Adalberto: Não chora, Jojô.

Marjorie: Eu acreditei quando ele disse que me amava.

Adalberto: Mas ele podia estar falando a verdade. O problema foi ele ter se apaixonado pelo personal trainer. Mas eu acho que, se esse cara não aparecesse na vida dele agora, o teu sofrimento só ia ser adiado pra daqui a, no máximo, uns 15 anos, quando você vai estar velha, pelancuda e com um monte de filho.

Marjorie: Por que, primo?

Adalberto: Porque ele é gay e não sabia. Uma hora, ele ia descobrir.

Marjorie: Mas podia ser antes de eu enjoar dele, né?

Adalberto: Ah, então, você não amava o Felicianderson também.

Marjorie: Ah, mas estava curtindo.

Adalberto: Engole o choro agora!

Encostei o carro em frente ao primeiro bar que vi na minha frente e dei uma ordem a ela:

Adalberto: Compra uma garrafa de 51. Vou te ajudar a sair dessa.

E enquanto eu ia com a farinha, ela vinha com o bolo. Ou melhor, com um fortão de mais ou menos uns dois metros de altura.

Marjorie: Adal, ele não deixou eu comprar a 51.

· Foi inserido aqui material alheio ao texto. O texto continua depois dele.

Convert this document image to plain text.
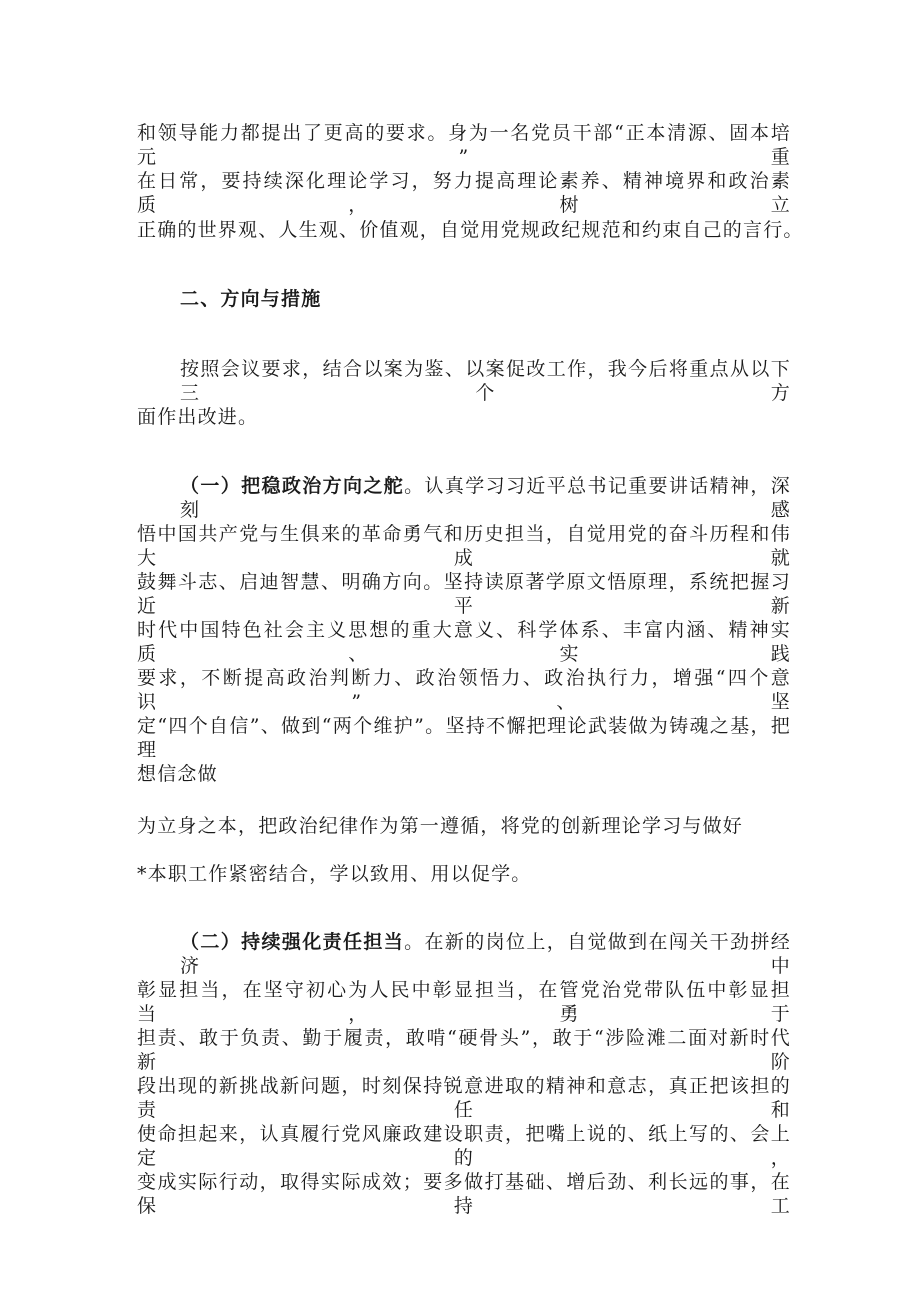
和领导能力都提出了更高的要求。身为一名党员干部“正本清源、固本培元”重
在日常，要持续深化理论学习，努力提高理论素养、精神境界和政治素质，树立
正确的世界观、人生观、价值观，自觉用党规政纪规范和约束自己的言行。
二、方向与措施
按照会议要求，结合以案为鉴、以案促改工作，我今后将重点从以下三个方
面作出改进。
（一）把稳政治方向之舵。认真学习习近平总书记重要讲话精神，深刻感
悟中国共产党与生俱来的革命勇气和历史担当，自觉用党的奋斗历程和伟大成就
鼓舞斗志、启迪智慧、明确方向。坚持读原著学原文悟原理，系统把握习近平新
时代中国特色社会主义思想的重大意义、科学体系、丰富内涵、精神实质、实践
要求，不断提高政治判断力、政治领悟力、政治执行力，增强“四个意识”、坚
定“四个自信”、做到“两个维护”。坚持不懈把理论武装做为铸魂之基，把理
想信念做
为立身之本，把政治纪律作为第一遵循，将党的创新理论学习与做好
*本职工作紧密结合，学以致用、用以促学。
（二）持续强化责任担当。在新的岗位上，自觉做到在闯关干劲拼经济中
彰显担当，在坚守初心为人民中彰显担当，在管党治党带队伍中彰显担当，勇于
担责、敢于负责、勤于履责，敢啃“硬骨头”，敢于“涉险滩二面对新时代新阶
段出现的新挑战新问题，时刻保持锐意进取的精神和意志，真正把该担的责任和
使命担起来，认真履行党风廉政建设职责，把嘴上说的、纸上写的、会上定的，
变成实际行动，取得实际成效；要多做打基础、增后劲、利长远的事，在保持工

Adalberto: Como assim? Quem é ele?

Flavíssimo: Prazer, Flavíssimo.

E essa era a primeira pessoa, que conheci na minha vida, que tem o nome no superlativo.

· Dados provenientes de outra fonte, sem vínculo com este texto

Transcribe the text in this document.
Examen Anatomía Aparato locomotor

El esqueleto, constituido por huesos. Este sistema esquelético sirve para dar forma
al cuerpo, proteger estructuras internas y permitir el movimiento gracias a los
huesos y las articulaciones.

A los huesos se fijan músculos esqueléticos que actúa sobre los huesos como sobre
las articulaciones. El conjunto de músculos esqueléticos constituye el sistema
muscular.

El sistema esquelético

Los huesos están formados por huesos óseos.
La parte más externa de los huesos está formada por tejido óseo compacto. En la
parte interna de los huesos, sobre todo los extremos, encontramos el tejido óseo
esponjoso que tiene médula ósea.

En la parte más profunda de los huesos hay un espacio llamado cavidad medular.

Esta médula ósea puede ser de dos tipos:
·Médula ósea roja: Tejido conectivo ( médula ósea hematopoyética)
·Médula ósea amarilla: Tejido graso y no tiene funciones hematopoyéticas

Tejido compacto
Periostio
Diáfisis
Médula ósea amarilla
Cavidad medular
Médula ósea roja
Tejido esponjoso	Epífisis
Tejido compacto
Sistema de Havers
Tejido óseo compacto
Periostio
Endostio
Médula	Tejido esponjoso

Adalberto: Prazer, Adalberto.

O aperto de mão dele foi apertadíssimo. Tudo o que o Flavíssimo fazia era no superlativo.

Marjorie: Adal, ele vai com a gente... Pra sua casa.

Adalberto: Oi?

Marjorie: Ele é fisiculturista, veio competir no Arnold Classic. Estava perdido, pedindo informação no bar. O amigo que ia dividir hotel com ele deixou ele na pista, tá com o telefone desligado, é mole?

Adalberto: E eu com isso?

Bem, eu tive que entubar essa. E, no meio do caminho, quando um carro me deu uma cortada, ele colocou quase o corpo inteiro pra fora da janela e mostrou a que veio.

Flavíssimo: Ô, mermão, tá a fim de morrer?

Marjorie: Flavíssimo, cuidado!

Adalberto: Deixa pra lá, querido. Trânsito aqui no Rio é assim mesmo.

Flavíssimo: É assim porque vocês são um bando de conformados! Se não der porrada num cara desses, ele nunca vai aprender.

Eu e Marjorie ficamos calados.

Flavíssimo: Foi mal, gente. Essas coisas já me irritam, e eu ainda tô numa dieta frenética. Aí, já viu, né? Dá vontade de quebrar tudo.

Marjorie: Te entendo.

Flavíssimo: Então, me dá um beijo. Anda, quer apanhar? Tô brincando, eu não sou um cara violento, não.

Quando cheguei na porta do meu prédio, fui parado pelo segurança.

Segurança: O senhor tá sem o tag do estacionamento.

Adalberto: Putz, esqueci no carro da minha irmã. O meu carro estava consertando, e eu usei o carro dela. Pego mais tarde, pode ser?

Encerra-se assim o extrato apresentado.